War is always bad news – and we know that this war, led by extremist leaders who have only their political survival in mind, cannot make us safer. Yes, we are afraid of the threat of a nuclear bomb, but we are more afraid of our corrupt leadership pushing us toward endless war and turning us all into “collateral damage.”
Netanyahu, along with Smotrich and Ben-Gvir, are not just abandoning the hostages and distracting from their war of annihilation in Gaza, they are now dragging us into war with Iran. Netanyahu has proven time and again that he does not care to protect us, Jews and Palestinians. He only cares about himself. For him, we are just collateral damage in his mission to continue a forever war to keep his government in power and advance its messianic agenda. This isn’t what safety looks like. Real long-term safety will only come with diplomatic agreements.

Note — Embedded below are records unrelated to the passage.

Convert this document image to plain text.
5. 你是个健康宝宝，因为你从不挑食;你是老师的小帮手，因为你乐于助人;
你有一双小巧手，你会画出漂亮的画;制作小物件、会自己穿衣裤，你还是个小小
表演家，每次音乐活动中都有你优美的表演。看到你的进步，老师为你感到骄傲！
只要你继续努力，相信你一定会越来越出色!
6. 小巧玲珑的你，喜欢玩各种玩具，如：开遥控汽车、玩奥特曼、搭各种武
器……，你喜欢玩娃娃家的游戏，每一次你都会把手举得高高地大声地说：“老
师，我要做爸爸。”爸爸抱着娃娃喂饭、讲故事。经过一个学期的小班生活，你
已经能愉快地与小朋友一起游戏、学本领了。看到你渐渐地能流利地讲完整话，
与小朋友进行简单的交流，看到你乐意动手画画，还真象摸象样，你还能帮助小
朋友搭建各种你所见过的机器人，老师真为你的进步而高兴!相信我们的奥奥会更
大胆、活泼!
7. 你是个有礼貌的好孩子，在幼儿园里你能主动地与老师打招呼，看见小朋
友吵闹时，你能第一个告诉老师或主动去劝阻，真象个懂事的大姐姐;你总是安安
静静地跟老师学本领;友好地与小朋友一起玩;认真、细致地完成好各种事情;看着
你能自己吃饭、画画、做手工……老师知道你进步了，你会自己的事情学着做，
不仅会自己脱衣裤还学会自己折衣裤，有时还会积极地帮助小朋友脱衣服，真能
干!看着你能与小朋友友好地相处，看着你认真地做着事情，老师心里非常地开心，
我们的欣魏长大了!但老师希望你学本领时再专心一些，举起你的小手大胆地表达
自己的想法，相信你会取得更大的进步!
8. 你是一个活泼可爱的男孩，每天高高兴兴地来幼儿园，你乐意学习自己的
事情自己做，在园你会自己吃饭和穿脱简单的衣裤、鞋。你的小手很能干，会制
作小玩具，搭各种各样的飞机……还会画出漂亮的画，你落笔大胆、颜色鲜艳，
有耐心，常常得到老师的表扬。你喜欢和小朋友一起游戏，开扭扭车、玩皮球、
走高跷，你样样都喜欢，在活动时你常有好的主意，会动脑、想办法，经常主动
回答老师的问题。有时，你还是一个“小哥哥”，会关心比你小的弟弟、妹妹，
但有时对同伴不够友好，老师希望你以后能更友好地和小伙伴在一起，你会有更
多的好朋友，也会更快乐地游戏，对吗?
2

No one deserves to live in constant fear of dying from a missile. We deserve to live in true safety, free from attacks from fundamentalist regimes. While our leaders sit in bunkers, we, the people in the Middle East, pay the highest price. And for Bedouin in the Negev/Naqab living in unrecognized villages without protection from drones and missiles, and many neighborhoods across the country lacking shelters and safe rooms, the risk is even higher. Our government doesn’t care about our safety, but we do. That’s why we’re campaigning for our government to build safe rooms in areas that don’t have them.
Alongside this, we’re resisting our extremist leaders by strengthening our solidarity with one another. We know that in times like this, community is more powerful than ever. We’re organizing Zoom calls to hold space for shared fear and grief, establishing solidarity networks across all our local and student chapters to assist with cleaning bomb shelters and damaged apartments and helping with childcare, and we’re connecting community members who don’t have safe rooms with those who do.
All of us deserve better. And we can have better. Instead of eternal war, we can reach agreements that will ensure real safety for us, that will end the war, and that will guarantee us lives of dignity, with no more nights of anxiety and horror.